La durée sān nián (« trois ans ») inscrit l'abandon dans la temporalité. La beauté (yù yán), jadis motif de sa faveur, devient l'emblème ironique de sa disgrâce. La question rhétorique shuí fù (« qui donc encore ? ») condense l'amertume des relations rompues, révélant la froideur du microcosme palatin.

Troisième strophe : « 弦管,弦管,春草昭阳路断。 »
Xián guǎn, xián guǎn, chūn cǎo zhāo yáng lù duàn.
Luths et flûtes, ô luths et flûtes,
Les herbes printanières ont envahi le chemin de Zhaoyang.

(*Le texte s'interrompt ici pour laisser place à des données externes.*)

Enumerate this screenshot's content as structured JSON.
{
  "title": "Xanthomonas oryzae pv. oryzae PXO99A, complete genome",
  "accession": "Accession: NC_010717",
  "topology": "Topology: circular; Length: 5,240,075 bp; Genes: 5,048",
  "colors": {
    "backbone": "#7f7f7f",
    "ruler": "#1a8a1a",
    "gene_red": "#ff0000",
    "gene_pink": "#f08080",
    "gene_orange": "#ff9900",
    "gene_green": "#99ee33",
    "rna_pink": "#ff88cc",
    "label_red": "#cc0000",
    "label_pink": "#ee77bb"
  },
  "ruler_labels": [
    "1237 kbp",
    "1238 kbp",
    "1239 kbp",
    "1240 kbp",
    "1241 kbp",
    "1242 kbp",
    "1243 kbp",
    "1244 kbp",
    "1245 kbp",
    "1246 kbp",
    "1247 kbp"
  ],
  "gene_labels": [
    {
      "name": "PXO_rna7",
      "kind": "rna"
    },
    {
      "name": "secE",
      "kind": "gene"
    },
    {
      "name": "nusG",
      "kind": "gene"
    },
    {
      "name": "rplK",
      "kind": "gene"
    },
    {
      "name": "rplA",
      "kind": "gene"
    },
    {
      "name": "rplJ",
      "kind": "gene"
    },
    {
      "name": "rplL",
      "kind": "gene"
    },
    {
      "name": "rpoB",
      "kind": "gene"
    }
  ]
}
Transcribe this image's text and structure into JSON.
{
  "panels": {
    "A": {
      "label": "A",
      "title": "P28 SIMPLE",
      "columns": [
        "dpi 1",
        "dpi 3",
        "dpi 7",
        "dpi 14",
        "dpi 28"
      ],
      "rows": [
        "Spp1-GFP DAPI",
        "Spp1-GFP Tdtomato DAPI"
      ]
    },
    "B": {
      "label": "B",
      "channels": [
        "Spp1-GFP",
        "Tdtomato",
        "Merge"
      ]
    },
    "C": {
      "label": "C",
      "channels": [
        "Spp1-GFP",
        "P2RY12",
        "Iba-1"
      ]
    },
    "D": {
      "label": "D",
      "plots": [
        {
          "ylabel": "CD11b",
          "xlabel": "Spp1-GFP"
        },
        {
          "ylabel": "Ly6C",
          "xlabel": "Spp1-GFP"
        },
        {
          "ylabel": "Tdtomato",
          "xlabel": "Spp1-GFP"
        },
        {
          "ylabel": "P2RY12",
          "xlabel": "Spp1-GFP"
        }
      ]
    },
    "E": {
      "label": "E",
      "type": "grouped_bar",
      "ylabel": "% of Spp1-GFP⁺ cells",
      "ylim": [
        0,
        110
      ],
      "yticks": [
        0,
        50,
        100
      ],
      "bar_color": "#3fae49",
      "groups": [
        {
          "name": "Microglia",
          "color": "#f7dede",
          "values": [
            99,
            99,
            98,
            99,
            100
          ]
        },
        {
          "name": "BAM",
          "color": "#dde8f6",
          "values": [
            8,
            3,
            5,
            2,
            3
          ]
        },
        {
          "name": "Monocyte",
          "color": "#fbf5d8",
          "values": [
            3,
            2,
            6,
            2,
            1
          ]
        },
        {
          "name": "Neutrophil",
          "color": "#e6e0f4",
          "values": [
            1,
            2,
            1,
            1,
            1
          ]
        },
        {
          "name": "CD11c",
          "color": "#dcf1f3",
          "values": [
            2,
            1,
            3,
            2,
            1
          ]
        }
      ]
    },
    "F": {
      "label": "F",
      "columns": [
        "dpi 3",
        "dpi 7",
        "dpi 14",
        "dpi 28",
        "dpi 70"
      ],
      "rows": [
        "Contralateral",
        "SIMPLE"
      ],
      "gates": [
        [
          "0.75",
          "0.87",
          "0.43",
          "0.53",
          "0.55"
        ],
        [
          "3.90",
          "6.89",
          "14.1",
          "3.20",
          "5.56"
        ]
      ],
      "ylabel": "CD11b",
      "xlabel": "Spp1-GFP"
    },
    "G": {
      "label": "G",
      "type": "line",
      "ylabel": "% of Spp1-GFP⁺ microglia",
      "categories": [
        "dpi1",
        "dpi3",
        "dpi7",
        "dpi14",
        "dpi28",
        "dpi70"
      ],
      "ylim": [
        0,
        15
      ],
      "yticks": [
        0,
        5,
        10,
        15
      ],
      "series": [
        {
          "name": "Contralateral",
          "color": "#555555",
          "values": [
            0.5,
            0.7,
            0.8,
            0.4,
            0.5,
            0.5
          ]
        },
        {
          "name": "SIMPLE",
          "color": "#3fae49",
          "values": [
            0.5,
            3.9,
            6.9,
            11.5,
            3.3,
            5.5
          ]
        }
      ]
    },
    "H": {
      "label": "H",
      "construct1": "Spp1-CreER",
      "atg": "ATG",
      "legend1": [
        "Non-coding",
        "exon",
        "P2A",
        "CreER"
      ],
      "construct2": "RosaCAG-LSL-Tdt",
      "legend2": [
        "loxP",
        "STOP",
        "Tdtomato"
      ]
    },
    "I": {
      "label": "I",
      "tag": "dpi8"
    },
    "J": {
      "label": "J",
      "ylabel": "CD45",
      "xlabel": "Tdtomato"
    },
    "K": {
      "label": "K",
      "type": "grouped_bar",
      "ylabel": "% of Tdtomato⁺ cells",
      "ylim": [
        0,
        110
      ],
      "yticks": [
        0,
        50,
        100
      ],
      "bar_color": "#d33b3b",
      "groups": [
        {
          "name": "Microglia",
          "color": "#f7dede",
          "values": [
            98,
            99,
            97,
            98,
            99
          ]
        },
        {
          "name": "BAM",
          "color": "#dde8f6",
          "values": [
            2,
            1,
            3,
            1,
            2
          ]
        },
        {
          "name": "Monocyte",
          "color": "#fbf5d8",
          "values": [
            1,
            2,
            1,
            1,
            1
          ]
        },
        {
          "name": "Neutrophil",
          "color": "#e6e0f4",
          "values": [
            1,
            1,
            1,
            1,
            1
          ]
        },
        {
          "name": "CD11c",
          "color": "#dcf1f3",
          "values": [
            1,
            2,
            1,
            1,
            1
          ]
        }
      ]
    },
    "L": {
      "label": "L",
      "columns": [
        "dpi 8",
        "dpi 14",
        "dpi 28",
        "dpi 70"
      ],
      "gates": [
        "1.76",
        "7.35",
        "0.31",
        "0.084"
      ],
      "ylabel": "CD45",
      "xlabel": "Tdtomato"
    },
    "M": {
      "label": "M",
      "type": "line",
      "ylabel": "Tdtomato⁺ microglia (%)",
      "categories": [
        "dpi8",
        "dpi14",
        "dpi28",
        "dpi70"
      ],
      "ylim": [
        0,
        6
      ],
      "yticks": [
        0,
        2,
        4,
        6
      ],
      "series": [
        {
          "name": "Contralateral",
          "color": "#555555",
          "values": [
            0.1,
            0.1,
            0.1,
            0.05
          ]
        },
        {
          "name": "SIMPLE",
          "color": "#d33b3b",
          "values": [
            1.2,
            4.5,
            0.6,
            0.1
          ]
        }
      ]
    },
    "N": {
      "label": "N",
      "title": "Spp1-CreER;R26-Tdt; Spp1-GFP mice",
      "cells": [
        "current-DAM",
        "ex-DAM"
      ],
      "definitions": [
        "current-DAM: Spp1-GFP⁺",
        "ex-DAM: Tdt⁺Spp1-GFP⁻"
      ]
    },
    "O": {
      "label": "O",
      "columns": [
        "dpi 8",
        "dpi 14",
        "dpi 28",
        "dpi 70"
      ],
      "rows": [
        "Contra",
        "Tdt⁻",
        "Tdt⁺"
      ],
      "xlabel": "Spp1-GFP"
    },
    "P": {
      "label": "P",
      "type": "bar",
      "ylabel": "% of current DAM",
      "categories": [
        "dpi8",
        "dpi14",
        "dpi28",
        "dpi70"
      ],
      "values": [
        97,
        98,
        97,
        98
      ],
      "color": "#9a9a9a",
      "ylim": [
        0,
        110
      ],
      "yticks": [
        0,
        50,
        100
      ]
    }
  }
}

L'écho xián guǎn répond à la strophe précédente. « Zhaoyang », résidence légendaire des favorites Han, symbolise l'accès perdu aux faveurs impériales. L'image des herbes obstruant le sentier (lù duàn) métaphorise l'irrémédiable rupture avec le souverain, la nature reprenant ses droits sur les traces humaines.

Lecture globale

Bien que bref, ce ci recèle une profondeur émotionnelle remarquable. La structure en triptyque déploie habilement la déchéance : l'éventail-masque introduit la honte, le teint flétri cristallise l'isolement, et les herbes folles scellent l'oubli. Wang Jian évite tout pathos explicite, préférant l'ellipse et les symboles (l'éventail, Zhaoyang) pour révéler la condition objectifiée des femmes sous le régime polygame. La retenue même du discours amplifie la puissance tragique.

Spécificités stylistiques

  1. Forme hybride : Le cadre du diào xiào lìng (« chants badins »), d'origine populaire, est détourné pour traiter un sujet grave, créant une tension féconde.
  2. Rhétorique de la répétition : Les reprises en anaphore (tuán shàn, xián guǎn) tissent une musique mélancolique tout en renforçant l'obsession mentale.
  3. Symbolisme concentré : Chaque objet (éventail, instruments, herbes) agit comme un hyperlien culturel renvoyant à la tradition des « regrets palatins ».

Éclairages

Au-delà du cas individuel, ce poème dénonce la mécanique implacable du pouvoir qui consume les vies fragiles. La favorite déchue devient archétype de tous les invisibles sociaux. Wang Jian nous enseigne que les chefs-d'œuvre résistent souvent à la tentation du spectaculaire : c'est dans l'économie des moyens - un geste, un objet, une saison - que se loge la vérité humaine la plus universelle. Une leçon pour tout créateur : la sobriété, lorsqu'elle est chargée de sens, peut ébranler plus profondément que les cris.

Traducteur de poésie

Xu Yuanchong(许渊冲)

À propos du poète

Wang Jian (王建), vers 766 - 830 après J.-C., était originaire de Xuchang, dans la province du Henan. Il a été admis comme érudit en 775 après J.-C. Il a été pauvre toute sa vie. Il a été pauvre toute sa vie, ce qui lui a permis d'avoir un contact plus large avec la société et de comprendre les sentiments du public. Ses poèmes lefu, qui reflètent la réalité, traitent de sujets variés et présentent une certaine profondeur de pensée.